Here’s a common dilemma. Someone decides that it’s finally time to get a lagging lift moving. Maybe they have a good squat and deadlift, but the bench press of a prepubescent child. Maybe they’re built like a T-rex and can squat and bench just fine, but their deadlift is lagging. In such situations, people often seek out specialization programs for a single lift. Some popular ones are the Coan/Phillipi deadlift routine, the Russian squat routine, or the Smolov Jr. bench routine.
Some people decry specialization program out of hand, claiming that they’ll necessarily result in overtraining. I don’t think that’s necessarily the case. Certainly you need to keep an eye toward good technique when undertaking a program like that, and you need a solid strength and conditioning base to weather such an increase in training volume in a particular pattern, but for some people such programs are totally appropriate. And, regardless, people use them all the time, whether it’s ill-advised or not, so they may as well make them as effective as possible.

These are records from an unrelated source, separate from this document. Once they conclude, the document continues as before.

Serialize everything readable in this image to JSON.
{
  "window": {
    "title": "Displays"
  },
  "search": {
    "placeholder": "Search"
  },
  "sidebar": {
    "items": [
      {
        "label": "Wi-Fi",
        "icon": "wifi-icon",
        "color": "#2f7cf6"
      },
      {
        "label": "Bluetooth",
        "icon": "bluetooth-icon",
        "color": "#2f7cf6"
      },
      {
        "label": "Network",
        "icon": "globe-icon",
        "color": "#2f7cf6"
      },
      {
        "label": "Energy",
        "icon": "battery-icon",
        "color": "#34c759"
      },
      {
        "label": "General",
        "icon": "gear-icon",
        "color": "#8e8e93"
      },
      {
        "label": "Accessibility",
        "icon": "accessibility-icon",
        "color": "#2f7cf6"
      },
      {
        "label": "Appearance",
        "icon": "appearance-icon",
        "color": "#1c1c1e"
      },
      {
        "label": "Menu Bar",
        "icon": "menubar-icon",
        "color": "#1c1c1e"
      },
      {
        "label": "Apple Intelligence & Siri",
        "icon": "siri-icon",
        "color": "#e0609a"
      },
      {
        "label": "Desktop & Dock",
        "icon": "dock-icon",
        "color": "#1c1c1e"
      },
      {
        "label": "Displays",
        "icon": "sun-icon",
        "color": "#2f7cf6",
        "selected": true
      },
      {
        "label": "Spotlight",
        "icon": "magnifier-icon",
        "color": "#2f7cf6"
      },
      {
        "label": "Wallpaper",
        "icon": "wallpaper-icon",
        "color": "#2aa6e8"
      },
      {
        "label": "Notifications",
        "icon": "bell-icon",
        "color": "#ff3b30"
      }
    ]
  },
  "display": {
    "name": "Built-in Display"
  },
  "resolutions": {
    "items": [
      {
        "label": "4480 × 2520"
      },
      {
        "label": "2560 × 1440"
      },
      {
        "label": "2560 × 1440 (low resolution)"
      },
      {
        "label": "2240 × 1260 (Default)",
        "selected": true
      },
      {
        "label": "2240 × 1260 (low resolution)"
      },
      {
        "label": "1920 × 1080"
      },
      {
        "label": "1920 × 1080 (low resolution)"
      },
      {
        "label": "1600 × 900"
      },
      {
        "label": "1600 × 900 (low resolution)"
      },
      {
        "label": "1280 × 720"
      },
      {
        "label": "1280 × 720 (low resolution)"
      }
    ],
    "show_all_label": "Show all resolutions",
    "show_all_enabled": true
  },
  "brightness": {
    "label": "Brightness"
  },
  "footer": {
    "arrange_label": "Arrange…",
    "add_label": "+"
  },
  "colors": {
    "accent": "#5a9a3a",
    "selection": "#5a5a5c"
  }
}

The issue people have is figuring out what to do with the rest of their training when they’re really hammering one lift. The usual advice is “reduce volume/frequency/weight for everything else to allow you to recover.” While that’s not BAD advice necessarily, it can certainly be improved upon.
Where’s the stress?
The first question you need to ask yourself is “what patterns and muscles are being exposed to increased stress on this program?” Specifically, I’m talking about what the limiting factor in the movement is for you. What fails first when you miss a lift, and what’s really sore the day after you do a certain exercise? Those are muscles you’ll want to give a break in the rest of your program.
If you’re squatting and you have solid form, odds are your quads are the limiting factor. Necessary modifications to the rest of your program: don’t do added quad work. Easy peasy.
If you’re more of a good morning squatter and your quads aren’t contributing to the lift to the degree they should (for starters I’d advise you fix the imbalance before you do a high volume squat program, but I know some people won’t listen), your hamstrings and spinal erectors will accumulate fatigue, so you’ll want to avoid extra workload for them.
For sumo pullers, it’ll almost definitely be hips – glute max and medius. Maybe hamstrings as well.
For conventional pullers, it’ll probably be spinal erectors, upper back (traps and/or lats), or hamstrings.
For bench, it’ll probably be either pecs or tris primarily. Be gentle with your shoulders either way. Low bar squats may not be the best idea if you have external rotation issues, but high bar squats, safety bar squats, and deadlifts are all fair game.
What’s being neglected?
If you’re concerned about preserving your other lifts (or even improving them) while on a specialization program, you have to ask yourself what’s being neglected by your specialized lift.
For an example, if you’re an upright, high bar squatter worried about maintaining or improving your deadlift, this will probably be your hamstrings, primarily. Since you’ll want your back fresh for squats, regular deadlifts may be out of the question (or with reduced volume and intensity, at the very least), but RDLs, GHRs, and even hamstring curls are all great options. With strengthened quads, hips, and back from squats, the added hamstring work should be all it takes to keep your deadlift moving. Furthermore, it won’t detract from your squat training.
If you’re running a deadlift specialization program, your posterior chain will get plenty of work, but your quads will be largely neglected, and your hips won’t be going through a full ROM as with squats. Therefore, any quad work is great, especially something like rear leg elevated split squats. To give your grip a break but to ensure you stay upright to take some stress off your back, holding weight in the goblet or front squat position is perfect.
With bench, I’d be leery of adding in any extra pressing while your shoulders adjust, but your upper body pulling musculature is fair game. Rows are perfect here, as are rear delt flyes to balance out the work being done by the anterior deltoid on bench.
Is there any interference?
After you answer the first two questions, you may still run into problems. Rows are probably fine on a bench specialization program, but too much lat fatigue could affect performance. RDLs are probably fine for an upright squatter on a squat specialization program, but if low back fatigue starts accumulating, continuing to train RDLs can exacerbate the problem.
If you are dialing back work on the muscles or patterns that are limiting you, and continuing to train the muscles and patterns not primarily challenged by the lift you’re focusing on, you set yourself up for the greatest odds of improving the lift you’re specializing while maintaining or improving your other lifts. However, be ready to make changes if your performance starts to suffer or pain starts developing. What should work on paper isn’t always what does work in the gym, especially when undertaking a program that’s fundamentally different from anything you’ve exposed your body to. The plan you have for your other lifts should be influenced by these principles, but it MUST be fluid. You already have your specialization program set in stone – let everything else fall in place around it.
Wrapping it all up:
This may not have answered the specific question you may have (with three lifts and many different styles of executions for each one, giving a road map for each would make for a LOOOONG article), but these three simple principles should put you on the right path should you decide to give a specialization program a shot.